Six witnesses stood horrified in the ruins of their tiny Belarusian village of Khatyn, located in the Minsk region, after it was erased from existence by a division of retaliatory Nazis. All that remained were five children and a 56-year-old man named Joseph Kaminsky, sometimes called Yuzif.
When Soviet partisans attacked a German convoy and fled into the village to escape, the Germans’ commanding officer, Hauptmann Hans Woellke, a gold medalist in shot put at the 1936 Summer Olympic games, was killed. The Nazis returned on Monday morning and rounded up the entire village population, including women and 75 children.
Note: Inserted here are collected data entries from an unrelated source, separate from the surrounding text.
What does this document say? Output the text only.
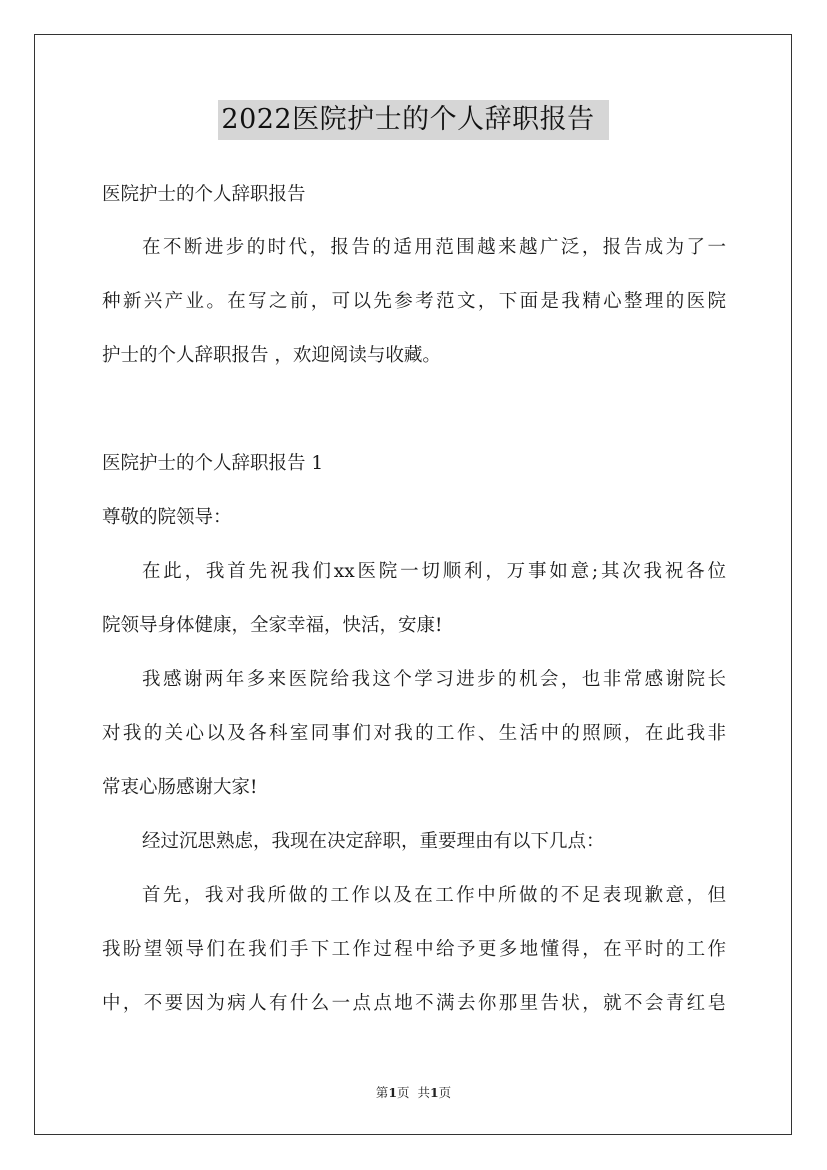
2022医院护士的个人辞职报告
医院护士的个人辞职报告
在不断进步的时代，报告的适用范围越来越广泛，报告成为了一
种新兴产业。在写之前，可以先参考范文，下面是我精心整理的医院
护士的个人辞职报告 ，欢迎阅读与收藏。
医院护士的个人辞职报告 1
尊敬的院领导：
在此，我首先祝我们xx医院一切顺利，万事如意;其次我祝各位
院领导身体健康，全家幸福，快活，安康!
我感谢两年多来医院给我这个学习进步的机会，也非常感谢院长
对我的关心以及各科室同事们对我的工作、生活中的照顾，在此我非
常衷心肠感谢大家!
经过沉思熟虑，我现在决定辞职，重要理由有以下几点：
首先，我对我所做的工作以及在工作中所做的不足表现歉意，但
我盼望领导们在我们手下工作过程中给予更多地懂得，在平时的工作
中，不要因为病人有什么一点点地不满去你那里告状，就不会青红皂
第1页  共1页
They were led into a barn that the Nazis then set aflame, killing the innocent civilians inside. The ruthless bloodshed became known as the Khatyn Massacre, which took place on March 22, 1943.

To remember the victims of the senseless tragedy, a sculptor named Sergei Selikhanov fashioned a bronze statue Kaminsky holding his dead son, Adam, in his arms. Erected in 1969, “The Unconquered Man” stands stoically at the entrance of a much larger memorial complex that pays tribute to the more than 3 million civilians who were slaughtered.
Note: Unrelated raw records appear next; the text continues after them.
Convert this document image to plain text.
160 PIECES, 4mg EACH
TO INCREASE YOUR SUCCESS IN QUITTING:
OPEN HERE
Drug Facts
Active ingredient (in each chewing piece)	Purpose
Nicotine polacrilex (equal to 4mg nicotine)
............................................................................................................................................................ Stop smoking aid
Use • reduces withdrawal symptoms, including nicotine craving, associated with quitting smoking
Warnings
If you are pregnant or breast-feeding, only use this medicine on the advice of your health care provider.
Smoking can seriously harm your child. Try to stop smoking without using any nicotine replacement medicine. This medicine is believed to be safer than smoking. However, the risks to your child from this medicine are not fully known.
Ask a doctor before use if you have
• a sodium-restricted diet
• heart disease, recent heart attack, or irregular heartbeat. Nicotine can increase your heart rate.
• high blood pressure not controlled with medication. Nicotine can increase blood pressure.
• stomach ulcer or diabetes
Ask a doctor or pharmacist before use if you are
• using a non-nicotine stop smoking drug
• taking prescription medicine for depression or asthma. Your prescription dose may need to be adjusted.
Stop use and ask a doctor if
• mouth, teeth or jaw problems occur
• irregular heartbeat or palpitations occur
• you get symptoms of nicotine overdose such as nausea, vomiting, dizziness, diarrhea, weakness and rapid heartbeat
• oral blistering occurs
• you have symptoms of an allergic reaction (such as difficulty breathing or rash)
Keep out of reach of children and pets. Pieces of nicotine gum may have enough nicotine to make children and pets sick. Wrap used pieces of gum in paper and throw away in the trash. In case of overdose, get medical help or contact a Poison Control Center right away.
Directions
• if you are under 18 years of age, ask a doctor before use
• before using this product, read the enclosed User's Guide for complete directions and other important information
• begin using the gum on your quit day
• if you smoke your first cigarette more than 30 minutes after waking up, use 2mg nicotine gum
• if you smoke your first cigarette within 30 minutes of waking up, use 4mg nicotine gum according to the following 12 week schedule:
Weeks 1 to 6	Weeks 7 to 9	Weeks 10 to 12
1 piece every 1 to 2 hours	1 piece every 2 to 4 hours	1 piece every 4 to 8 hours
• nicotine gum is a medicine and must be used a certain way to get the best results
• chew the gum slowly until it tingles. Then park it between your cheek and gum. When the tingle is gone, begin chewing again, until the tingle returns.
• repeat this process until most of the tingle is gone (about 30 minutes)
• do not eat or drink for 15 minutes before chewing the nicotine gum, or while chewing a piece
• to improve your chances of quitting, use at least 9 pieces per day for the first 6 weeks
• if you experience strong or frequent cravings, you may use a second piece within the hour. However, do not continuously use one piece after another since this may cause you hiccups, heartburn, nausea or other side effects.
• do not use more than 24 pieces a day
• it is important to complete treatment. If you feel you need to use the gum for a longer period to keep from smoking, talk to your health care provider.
The emotional and haunting displays commemorate every fourth citizen who died in World War II.
“During the three years of German occupation, more than 600 villages were similarly annihilated by the Nazis,” said Dzmitry Skvarcheuski, a tour guide of the sacred grounds. “Of these, 186 were erased permanently from the face of the earth.”
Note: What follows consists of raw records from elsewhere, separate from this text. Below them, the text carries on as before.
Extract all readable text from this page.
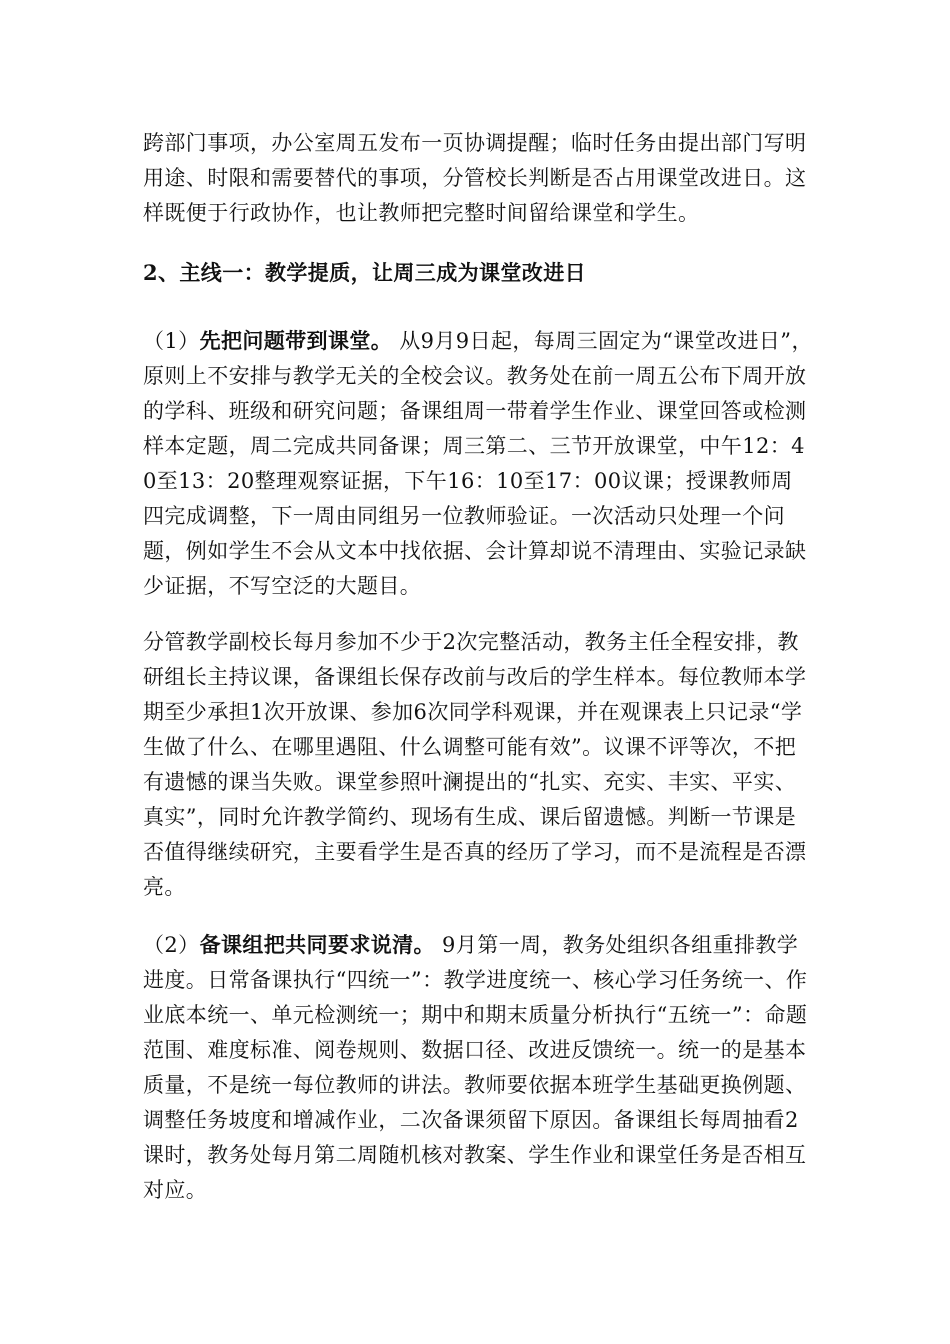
跨部门事项，办公室周五发布一页协调提醒；临时任务由提出部门写明用途、时限和需要替代的事项，分管校长判断是否占用课堂改进日。这样既便于行政协作，也让教师把完整时间留给课堂和学生。

2、主线一：教学提质，让周三成为课堂改进日

（1）先把问题带到课堂。 从9月9日起，每周三固定为“课堂改进日”，原则上不安排与教学无关的全校会议。教务处在前一周五公布下周开放的学科、班级和研究问题；备课组周一带着学生作业、课堂回答或检测样本定题，周二完成共同备课；周三第二、三节开放课堂，中午12：40至13：20整理观察证据，下午16：10至17：00议课；授课教师周四完成调整，下一周由同组另一位教师验证。一次活动只处理一个问题，例如学生不会从文本中找依据、会计算却说不清理由、实验记录缺少证据，不写空泛的大题目。

分管教学副校长每月参加不少于2次完整活动，教务主任全程安排，教研组长主持议课，备课组长保存改前与改后的学生样本。每位教师本学期至少承担1次开放课、参加6次同学科观课，并在观课表上只记录“学生做了什么、在哪里遇阻、什么调整可能有效”。议课不评等次，不把有遗憾的课当失败。课堂参照叶澜提出的“扎实、充实、丰实、平实、真实”，同时允许教学简约、现场有生成、课后留遗憾。判断一节课是否值得继续研究，主要看学生是否真的经历了学习，而不是流程是否漂亮。

（2）备课组把共同要求说清。 9月第一周，教务处组织各组重排教学进度。日常备课执行“四统一”：教学进度统一、核心学习任务统一、作业底本统一、单元检测统一；期中和期末质量分析执行“五统一”：命题范围、难度标准、阅卷规则、数据口径、改进反馈统一。统一的是基本质量，不是统一每位教师的讲法。教师要依据本班学生基础更换例题、调整任务坡度和增减作业，二次备课须留下原因。备课组长每周抽看2课时，教务处每月第二周随机核对教案、学生作业和课堂任务是否相互对应。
The memorial complex has an eerie section called the “Cemetery of Villages,” which honors these formerly nameless villages that weren’t restored following the war. Within the square-shaped tombstone includes the soil taken from the grounds of each village, and it rests protected inside each urn. “The Tree of Life” symbolizes a new beginning and shows the names of 433 new villages that were built after World War II.
Another element of the memorial complex is the Wall of Sorrow, a 225-foot-long concrete wall that lists the names of the 66 death camps. The Khatyn memorial complex draws in a somber crowd, often walking in silence as they are stepping in the only village-dedicated cemetery in the world. Every 30 seconds, visitors hear the ringing of one of the 26 obelisks with chimney bells — each signifying the houses that were burnt to the ground and the overall cost of the war. The Khatyn memorial is one of the most popular tourist attractions in Belarus and has seen a growing number of visitors each year.